Some of the other best forex trading strategies are based on the technical analysis. This method is particularly important in day trading. Technical analysis is useful to traders in that it gives them an indication of times when they can enter or exit the market. It also helps the trader to make the most out of the existing market status. Given below are brief explanations of some of the technical analysis based trading strategies.

Foreign exchange (forex) or FX trading involves trading the prices of global currencies, and at City Index it is possible to trade on the prices of a huge range of global currencies. Currency trading allows you to speculate on the movement of one currency against another, and is traded in pairs, for example the Euro against the US Dollar (EUR/USD).
Forex is always traded in pairs – for example AUD/USD. You speculate on whether the price of one country's currency will rise or fall against the currency of another country, and take a position accordingly. Looking at the AUD/USD currency pair, the first currency (AUD) is called the 'base currency' and the second currency (USD) is known as the 'counter currency'. 

The profit target is set at 50 pips, and the stop-loss order is placed anywhere between 5 and 10 pips above or below the 7am GMT candlestick, after its formation. This is implemented to manage risk. After these conditions are set, it is now up to the market to take over the rest. Day Trading and Scalping are both short-term trading strategies. However, remember that shorter term implies greater risk, so it is essential to ensure effective risk management.
This material does not contain and should not be construed as containing investment advice, investment recommendations, an offer of or solicitation for any transactions in financial instruments. Please note that such trading analysis is not a reliable indicator for any current or future performance, as circumstances may change over time. Before making any investment decisions, you should seek advice from independent financial advisors to ensure you understand the risks.

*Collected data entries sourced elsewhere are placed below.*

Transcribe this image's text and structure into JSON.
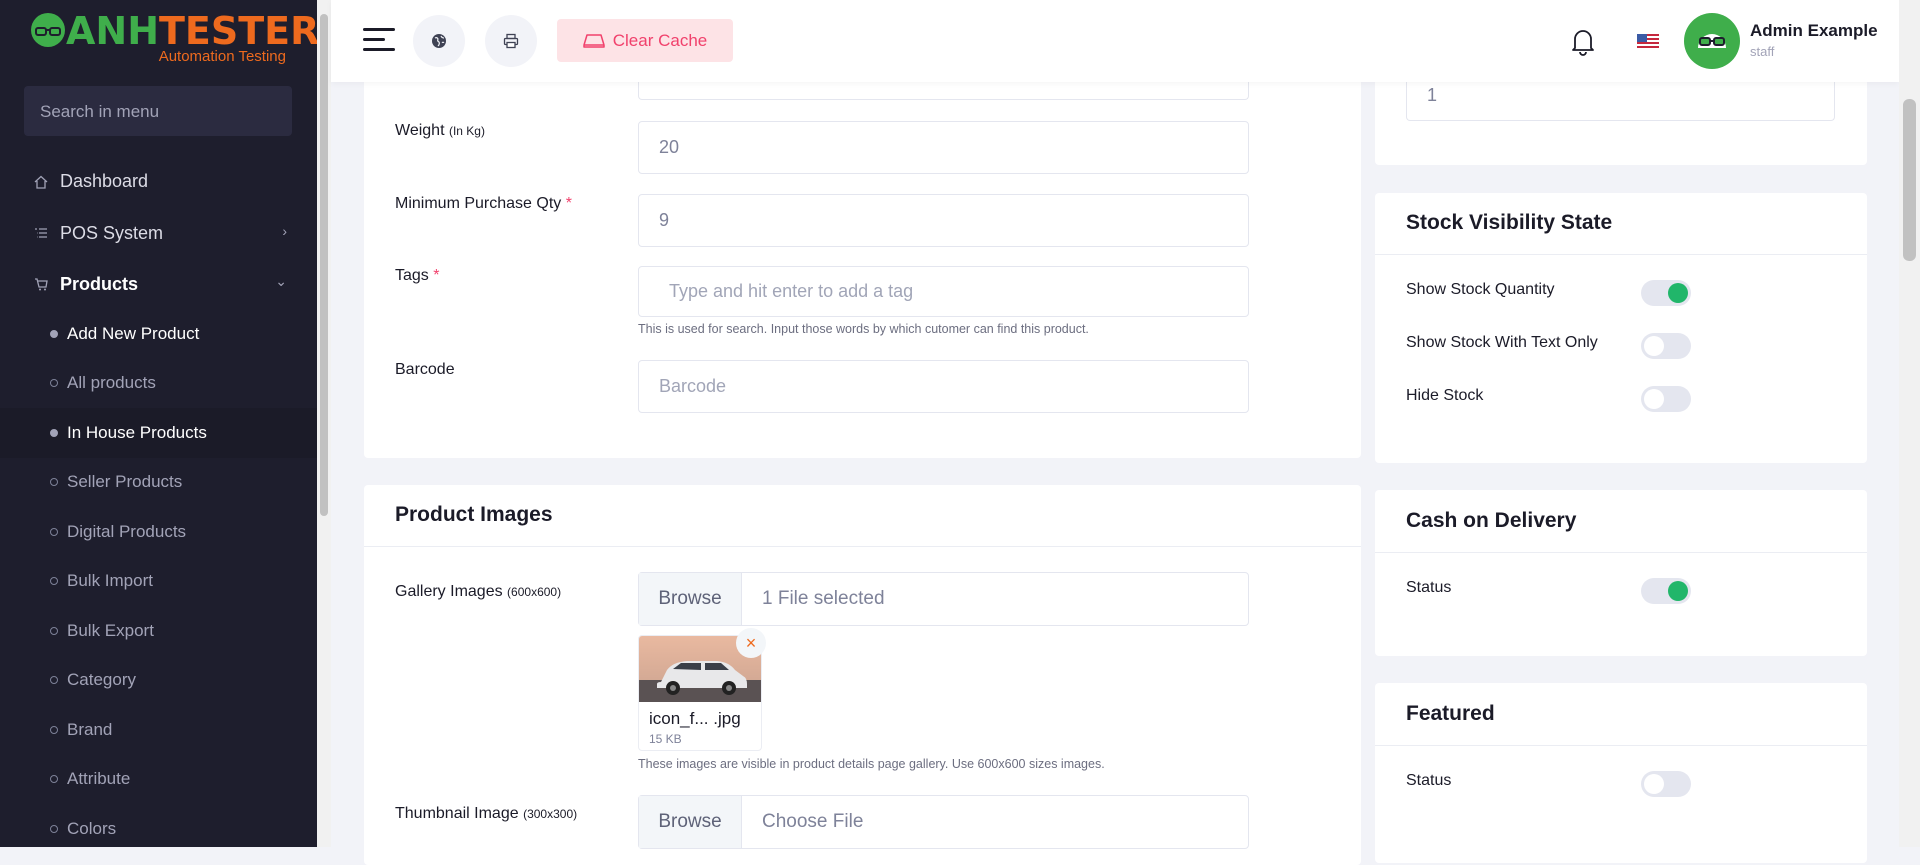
{
  "brand": {
    "logo_main": "ANHTESTER",
    "logo_sub": "Automation Testing",
    "green": "#3fae4b",
    "orange": "#ee6a1e"
  },
  "sidebar": {
    "search_placeholder": "Search in menu",
    "items": [
      {
        "label": "Dashboard",
        "icon": "home-icon"
      },
      {
        "label": "POS System",
        "icon": "list-icon"
      },
      {
        "label": "Products",
        "icon": "cart-icon"
      }
    ],
    "products_sub": [
      "Add New Product",
      "All products",
      "In House Products",
      "Seller Products",
      "Digital Products",
      "Bulk Import",
      "Bulk Export",
      "Category",
      "Brand",
      "Attribute",
      "Colors"
    ]
  },
  "header": {
    "clear_cache": "Clear Cache",
    "user_name": "Admin Example",
    "user_role": "staff"
  },
  "form": {
    "weight_label": "Weight",
    "weight_unit": "(In Kg)",
    "weight_value": "20",
    "min_qty_label": "Minimum Purchase Qty",
    "min_qty_value": "9",
    "tags_label": "Tags",
    "tags_placeholder": "Type and hit enter to add a tag",
    "tags_hint": "This is used for search. Input those words by which cutomer can find this product.",
    "barcode_label": "Barcode",
    "barcode_placeholder": "Barcode",
    "required_mark": "*"
  },
  "images": {
    "title": "Product Images",
    "gallery_label": "Gallery Images",
    "gallery_size": "(600x600)",
    "browse": "Browse",
    "gallery_status": "1 File selected",
    "thumb_name": "icon_f... .jpg",
    "thumb_size": "15 KB",
    "gallery_hint": "These images are visible in product details page gallery. Use 600x600 sizes images.",
    "thumbnail_label": "Thumbnail Image",
    "thumbnail_size": "(300x300)",
    "thumbnail_status": "Choose File"
  },
  "right": {
    "top_value": "1",
    "stock_title": "Stock Visibility State",
    "stock_options": [
      {
        "label": "Show Stock Quantity",
        "on": true
      },
      {
        "label": "Show Stock With Text Only",
        "on": false
      },
      {
        "label": "Hide Stock",
        "on": false
      }
    ],
    "cod_title": "Cash on Delivery",
    "cod_status_label": "Status",
    "cod_on": true,
    "featured_title": "Featured",
    "featured_status_label": "Status",
    "featured_on": false
  }
}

When it comes to price patterns, the most important concepts include ones such as support and resistance. Put simply, these terms represent the tendency of a market to bounce back from previous lows and highs. Support is the market's tendency to rise from a previously established low. Resistance is the market's tendency to fall from a previously established high. This occurs because market participants tend to judge subsequent prices against recent highs and lows.
Some of these factors include political stability, interest rates, inflation, terms of trade, public debt and current account deficits. For example, in the case of interest rates, if rates are higher, lenders get a better return compared to those in a country with lower rates; therefore the higher rates attract foreign capital which causes the exchange rate to rise. This is one of the reasons forex traders may look to trade on interest rate announcements from central banks like the US Federal Reserve or the Bank of England.  
Risk warning: Trading Forex (foreign exchange) or CFDs (contracts for difference) on margin carries a high level of risk and may not be suitable for all investors. There is a possibility that you may sustain a loss equal to or greater than your entire investment. Therefore, you should not invest or risk money that you cannot afford to lose. Before using Admiral Markets UK Ltd, Admiral Markets Cyprus Ltd or Admiral Markets PTY Ltd services, please acknowledge all of the risks associated with trading.